Poking about in the archives, I unearthed the second episode of Vanessa Engle’s excellent documentary series, Lefties. Titled Angry Wimmin, the film traces the rise of radical feminism in a grim Britain of the 1970s. As a record of social history it’s interesting stuff. The revolutionary politics of shoes, for instance, is quaintly entertaining, and the subsequent, post-revolutionary fear of being caught shaving armpits or wearing lipstick may also amuse. Around 6 minutes in, there’s a section on “political lesbianism,” i.e. lesbianism as an ideological duty, irrespective of desire. One of the figures interviewed is Julie Bindel, a Guardian commentator whose subtleties of mind include a belief that “[get] men off the streets” is “a fabulous slogan” and “all women know that if we have not been raped, we are lucky.” In the first clip below, Ms Bindel airs the following reminiscence:
What I could never understand – and I did resent – was [heterosexual feminists] going home to men at night. It just seemed such a contradiction. And often I would get very angry when I would challenge them about this, and they would say, “Well, that’s just the way I am. I just don’t fancy women.” Having no understanding at all of the fact that sexuality is a social construct and that we all make choices depending on the way we want to live and the world we want to see.

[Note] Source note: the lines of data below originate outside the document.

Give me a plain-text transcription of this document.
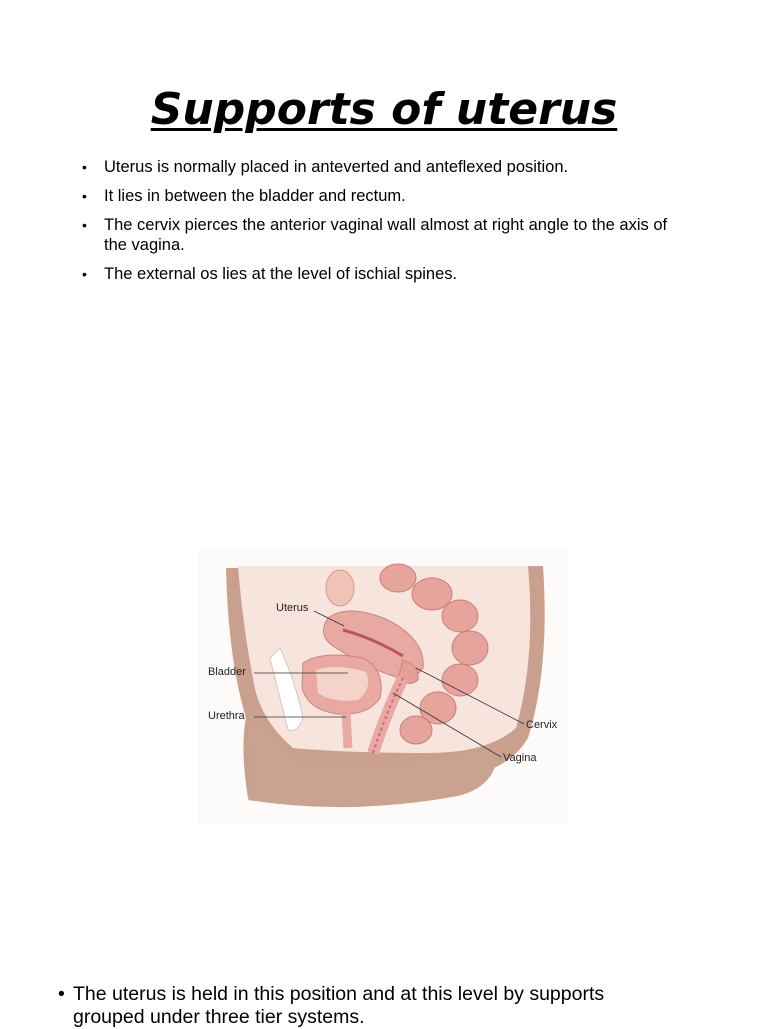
Supports of uterus
• Uterus is normally placed in anteverted and anteflexed position.
• It lies in between the bladder and rectum.
• The cervix pierces the anterior vaginal wall almost at right angle to the axis of the vagina.
• The external os lies at the level of ischial spines.
Uterus
Bladder
Urethra
Cervix
Vagina
• The uterus is held in this position and at this level by supports grouped under three tier systems.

What’s striking is Bindel’s adamance. It’s not even open to debate. This, presumably, is how she still sees the world. Sexuality simply is a social construct - it’s a fact - and all human beings can reconfigure their desires in accord with ideology. Though the basis for this claim remains somewhat mysterious. Former activist Lisa Power recalls her own, rather different, experience of sexuality by decree:
It was a bit of a pain because there were all these women who suddenly wanted to be lesbians, but they didn’t actually terribly want to sleep with women. But they sort of felt they ought to, to pay their dues.
Here’s part 1:
Part 2 includes utopian separatism, “penile imperialism” and the “problem” of male children:
Some women felt that they didn’t want to have kids if those kids were going to be boy kids. And that they’d be afraid of raising sons and having those sons grow up into an abusive, destructive patriarchal world… That they then had to relinquish control of their children and see their children become men in a society like this. So some women didn’t want to have male children for the best of motives.

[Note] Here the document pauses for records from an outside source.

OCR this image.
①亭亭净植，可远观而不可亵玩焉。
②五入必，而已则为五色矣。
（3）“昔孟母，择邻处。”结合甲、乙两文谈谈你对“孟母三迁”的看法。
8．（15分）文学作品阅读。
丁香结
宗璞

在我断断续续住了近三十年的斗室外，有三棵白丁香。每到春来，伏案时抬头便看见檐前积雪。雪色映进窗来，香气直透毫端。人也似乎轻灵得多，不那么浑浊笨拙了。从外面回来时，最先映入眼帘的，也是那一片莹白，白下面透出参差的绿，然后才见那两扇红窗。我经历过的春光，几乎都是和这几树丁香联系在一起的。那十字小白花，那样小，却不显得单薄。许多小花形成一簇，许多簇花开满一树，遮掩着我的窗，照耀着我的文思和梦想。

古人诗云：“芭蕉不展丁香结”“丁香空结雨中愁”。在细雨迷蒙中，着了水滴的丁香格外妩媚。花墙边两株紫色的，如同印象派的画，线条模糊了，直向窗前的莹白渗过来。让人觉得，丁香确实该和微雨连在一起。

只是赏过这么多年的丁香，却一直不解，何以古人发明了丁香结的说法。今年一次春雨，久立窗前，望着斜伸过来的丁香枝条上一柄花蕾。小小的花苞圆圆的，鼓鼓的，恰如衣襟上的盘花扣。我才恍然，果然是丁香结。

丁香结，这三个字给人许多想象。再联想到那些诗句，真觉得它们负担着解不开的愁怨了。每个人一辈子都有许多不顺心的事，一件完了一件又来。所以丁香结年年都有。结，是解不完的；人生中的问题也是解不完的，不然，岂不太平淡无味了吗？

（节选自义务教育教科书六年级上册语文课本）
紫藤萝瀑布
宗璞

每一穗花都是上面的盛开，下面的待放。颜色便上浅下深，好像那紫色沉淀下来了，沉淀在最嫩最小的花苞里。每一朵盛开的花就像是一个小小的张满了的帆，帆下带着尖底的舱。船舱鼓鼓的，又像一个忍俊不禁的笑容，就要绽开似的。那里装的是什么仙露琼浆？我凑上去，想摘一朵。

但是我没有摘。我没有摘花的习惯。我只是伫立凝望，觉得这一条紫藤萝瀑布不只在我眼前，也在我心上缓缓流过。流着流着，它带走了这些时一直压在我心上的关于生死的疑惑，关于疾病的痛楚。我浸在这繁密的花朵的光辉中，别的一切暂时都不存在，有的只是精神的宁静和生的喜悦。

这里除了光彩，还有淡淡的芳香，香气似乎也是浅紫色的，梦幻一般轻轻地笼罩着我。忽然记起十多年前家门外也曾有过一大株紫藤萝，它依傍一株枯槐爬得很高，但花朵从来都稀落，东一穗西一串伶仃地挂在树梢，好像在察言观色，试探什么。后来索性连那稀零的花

Pornography, protests and graffiti are the subjects of part 3:
It was a fantastic bit of graffiti and everybody had it up on their walls. And then we found out that a man had done the graffiti. We were just like, “Right, that’s it.” We were basically going to go round and brick his house ‘til we found out he lived with women and children [laughs] … then of course we couldn’t do it, yeah.
In part 4, the revolution goes mainstream. Cue gravy trains, victim hierarchies and passive-aggressive leverage:
Identity politics were used by some people as a way to shut others up, or for them to gain power. This will always happen… and it was not in the end positive.